Precedenti studi di Moore hanno dimostrato che la concentrazione della plastica nella Grande Massa di Rifiuti è di oltre 3 milioni di frammenti per chilometro quadrato. Questi, formati principalmente da monofilamenti di plastiche e da fibre di polimeri, si estendono dalla superficie, sino a circa 10 metri di profondità; qui la loro concentrazione è poco meno della metà di quella in superficie. «La scia di spazzatura è traslucida, aggiunge l’oceanografo, e non è quindi possibile localizzarla dai satelliti. L’unico modo per studiarla è direttamente da un’imbarcazione. Questa enorme massa di rifiuti potrebbe raddoppiare nei prossimi dieci anni, se non si adottano comportamenti più responsabili sia da parte dei consumatori, nell’utilizzo degli oggetti di plastica, che da parte di chi disperde in mare la spazzatura».

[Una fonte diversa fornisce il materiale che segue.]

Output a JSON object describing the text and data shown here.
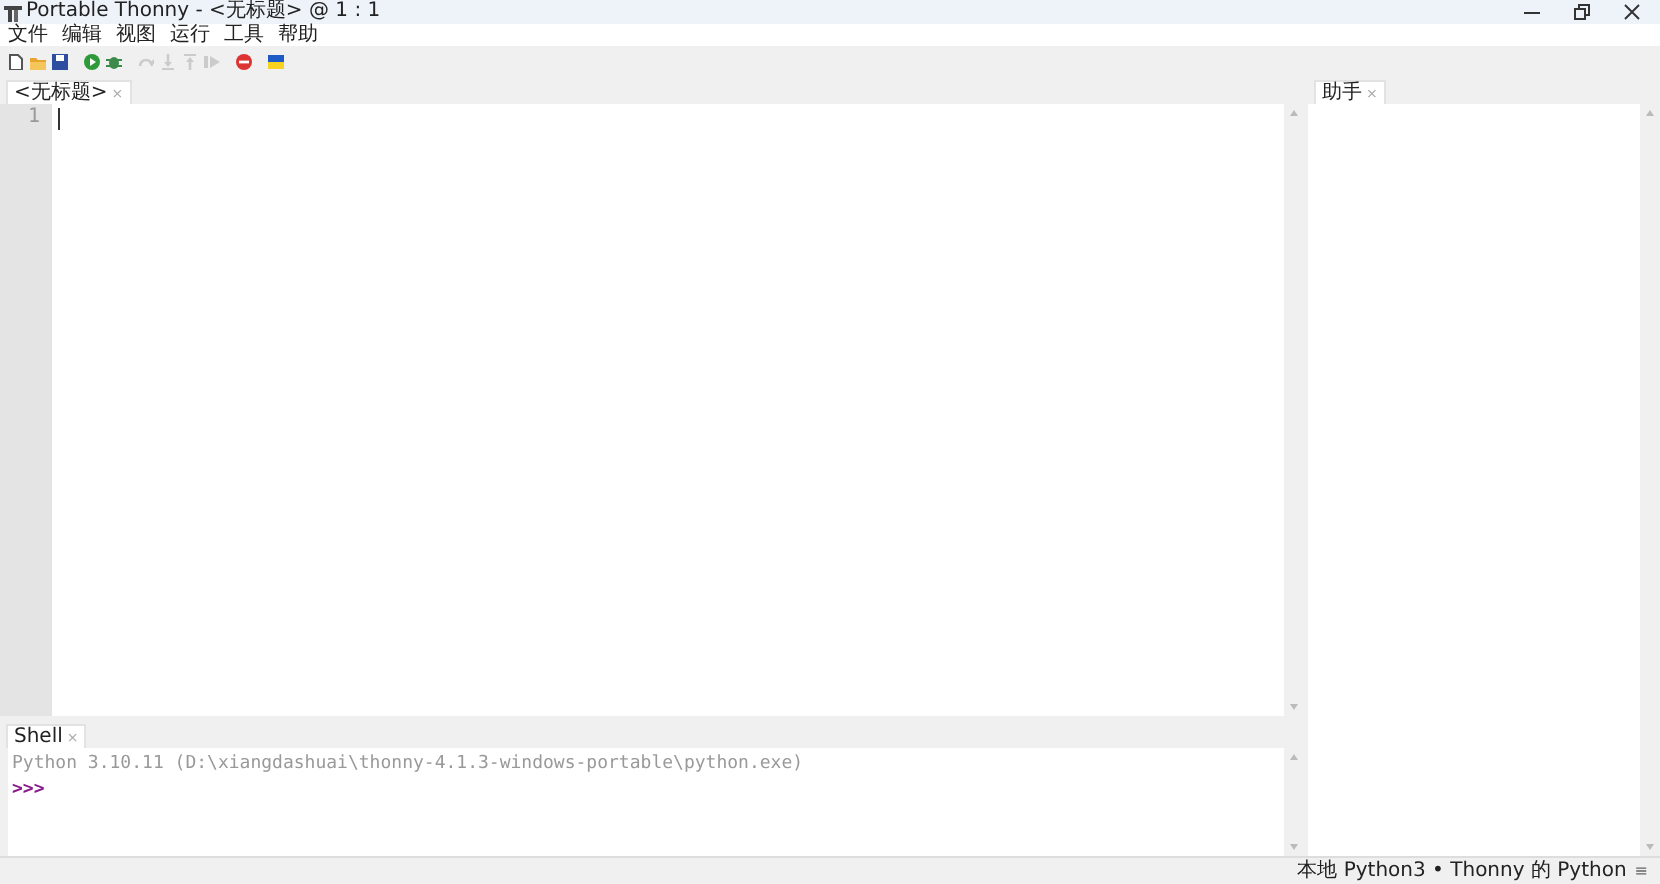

«Ho rinvenuto nelle stomaco di uccelli marini accendini, spazzolini da denti, siringhe — sottolinea Marcus Eriksen. Questa enorme massa flottante di rifiuti rappresenta però un pericolo non solo per pesci, volatili, tartarughe e mammiferi marini, ma anche per la vita dell’uomo. La plastica si degrada molto lentamente e frammenti e detriti agiscono come spugne che assorbono composti chimici micidiali per la nostra salute e per quella degli animali, come DDT e policlorobifenili. Ingeriti dagli organismi marini, entrano nella catena alimentare e da qui raggiungono l’uomo».
Secondo l’UNEP, il programma ambiente delle Nazioni Unite, ogni anno, nei mari e negli oceani della Terra, i frammenti di plastica causano la morte di più di un milione di uccelli e di più di 100.000 mammiferi. La plastica costituisce il 90% di tutta la spazzatura che galleggia sulle superfici marine; secondo l’UNEP ogni miglio quadrato di oceano (corrispondente a 2,59 chilometri quadrati), contiene 46.000 pezzi di plastica galleggiante.